When President Trump speaks, markets listen. And when he talks nuclear energy at the World Economic Forum, uranium stocks apparently go vertical.
Nuclear energy stocks climbed Wednesday morning after President Donald Trump delivered a forceful endorsement of atomic power at the 2026 World Economic Forum in Davos. Trump positioned nuclear as the clean energy solution that could actually work, framing it as the reliable backbone needed to support America's manufacturing revival and AI expansion.
"We're very much into the world of nuclear energy," Trump told the global audience gathered in Switzerland.
The president wasn't subtle about his energy preferences. He contrasted nuclear power's reliability and efficiency with what he called the "unreliable" renewables sector, specifically targeting wind and solar as expensive and wasteful alternatives that can't deliver consistent power when you need it most.
This wasn't just rhetoric. Trump's Davos comments built on concrete policy moves, including recent executive orders designed to streamline nuclear reactor licensing and accelerate the deployment of small modular reactors. The goal is ambitious: position the United States as a global energy superpower, with nuclear at the center of that strategy.
How Nuclear Stocks Responded
Investors didn't waste time parsing the implications. Pure-play nuclear and uranium stocks rallied immediately as traders positioned for a nuclear-friendly policy environment.

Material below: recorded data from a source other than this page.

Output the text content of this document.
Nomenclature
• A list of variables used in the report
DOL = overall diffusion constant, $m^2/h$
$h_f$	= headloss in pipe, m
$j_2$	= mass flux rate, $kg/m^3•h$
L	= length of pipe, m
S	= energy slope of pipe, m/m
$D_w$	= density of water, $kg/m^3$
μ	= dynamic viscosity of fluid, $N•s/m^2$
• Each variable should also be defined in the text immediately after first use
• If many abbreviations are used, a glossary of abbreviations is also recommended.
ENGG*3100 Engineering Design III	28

The small modular reactor developers led the charge. Oklo, Inc. (OKLO), Nano Nuclear Energy, Inc. (NNE), and NuScale Power Corp. (SMR) all spiked as Trump's endorsement validated the SMR thesis. These companies are pioneering next-generation nuclear technology that promises to be safer, cheaper, and faster to deploy than traditional large-scale reactors.
Uranium miners also caught a bid. Uranium Energy Corp. (UEC) and Cameco Corp. (CCJ) surged as the administration's push to build a domestic nuclear fuel supply chain suddenly looked very real. If America is going nuclear in a big way, someone needs to supply the uranium.
The buying spree extended across the nuclear complex. EnCore Energy Corp. (EU), Ur Energy Inc. (URG), Lightbridge Corp. (LTBR), Nexgen Energy Ltd. (NXE), Uranium Royalty Corp. (UROY), and Terrestrial Energy Inc. (IMSR) all moved higher on the news.
The Bigger Picture
Trump's nuclear cheerleading was part of a broader economic message aimed at the Davos crowd. He painted the United States as the indispensable economic powerhouse that drives global growth.
"The USA is the economic engine on the planet," Trump declared. "You all follow us down, and you follow us up."
The broader market seemed to agree with his optimism, at least for Wednesday. All three major indexes traded in the green, recovering some of Tuesday's losses. The SPDR S&P 500 (SPY) climbed 0.32%, while the Invesco QQQ Trust (QQQ), which tracks the Nasdaq 100, gained 0.1%.
The real question now is whether Trump's nuclear ambitions translate into sustained policy support and actual reactor construction. For nuclear bulls, Wednesday's rally was just the beginning of a multi-year uranium supercycle. For skeptics, it's another example of stocks getting ahead of reality. Either way, the nuclear sector just got the highest-profile endorsement imaginable.